LLMs trained on Chinese corpora, such as Doubao-pro 32k, demonstrated superior performance compared to GPT-4 in answering and explaining questions, with no statistically significant difference. However, during adversarial testing, all models exhibited diminished performance, with GPT-4 displaying comparatively greater robustness. Future research should further investigate the interpretability of LLM outputs and develop strategies to mitigate hallucinations generated in medical education.

查看原文本刊更多论文

大型语言模型（LLMs）在中国牙科执照考试答题与分析中的表现评价。

背景：本研究旨在模拟llm学生在CDLE考试准备中的不同场景，对其在医学教育中的表现进行详细的评估。方法：采用分层随机抽样的方法，从CDLE中抽取200个问题进行修正。7位法学硕士被选为测试对象，他们在中文领域的杰出表现得到了认可。构建了三种不同的测试场景：回答问题、解释问题和对抗测试。评估指标包括准确率、符合率和教学效果评分。采用Wald χ2检验和Kruskal-Wallis检验确定不同情况下llm之间以及对抗性检验前后的差异是否具有统计学意义。结果：大多数被测llm在CDLE基准上达到了通过阈值，其中豆宝pro 32k和Qwen2-72b（81%）的准确率最高。豆瓣pro 32k在提供解释时与参考答案的符合率最高，达到98%。尽管不同法学硕士在基于Likert量表的教学有效性得分上存在统计学上的显著差异，但所有这些模型都显示出值得称道的提供可理解和有效教学内容的能力。
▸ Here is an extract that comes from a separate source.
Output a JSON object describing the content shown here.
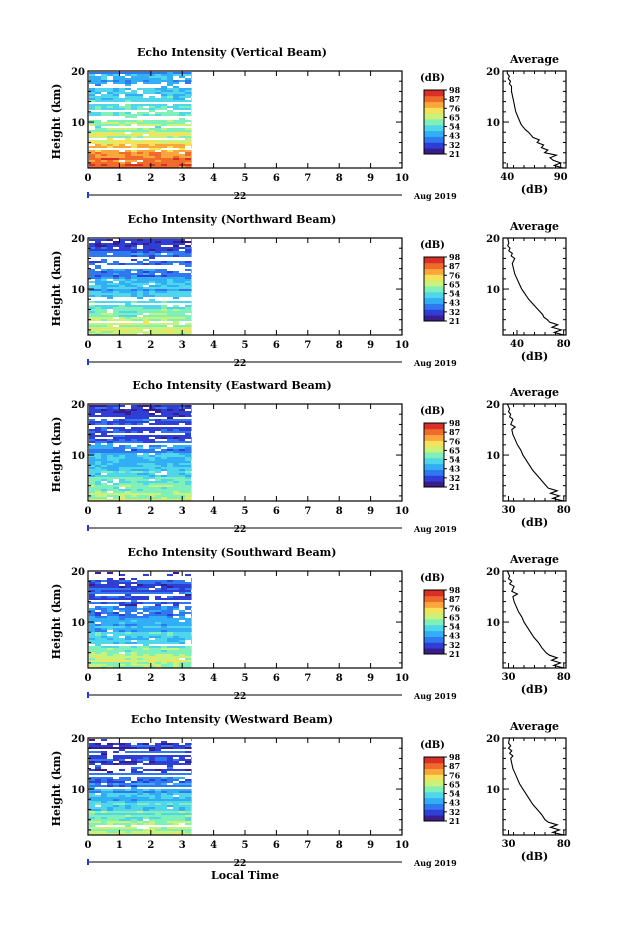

在对抗性测试中，GPT-4表现出最小的准确性下降（2%,p = 0.623），而ChatGLM-4表现出最小的一致性下降（14.6%,p = 0.001）。结论：在中文语料库上训练的法学硕士，如Doubao-pro 32k，在回答和解释问题方面表现优于GPT-4，但差异无统计学意义。然而，在对抗性测试中，所有模型都表现出性能下降，GPT-4表现出相对更强的鲁棒性。未来的研究应该进一步调查法学硕士产出的可解释性，并制定策略来减轻医学教育中产生的幻觉。

本文章由计算机程序翻译，如有差异，请以英文原文为准。

求助全文

约1分钟内获得全文求助全文

来源期刊

European Journal of Dental Education 医学-学科教育

CiteScore

4.10

自引率

16.70%

发文量

127

审稿时长

6-12 weeks

期刊介绍： The aim of the European Journal of Dental Education is to publish original topical and review articles of the highest quality in the field of Dental Education. The Journal seeks to disseminate widely the latest information on curriculum development teaching methodologies assessment techniques and quality assurance in the fields of dental undergraduate and postgraduate education and dental auxiliary personnel training. The scope includes the dental educational aspects of the basic medical sciences the behavioural sciences the interface with medical education information technology and distance learning and educational audit. Papers embodying the results of high-quality educational research of relevance to dentistry are particularly encouraged as are evidence-based reports of novel and established educational programmes and their outcomes.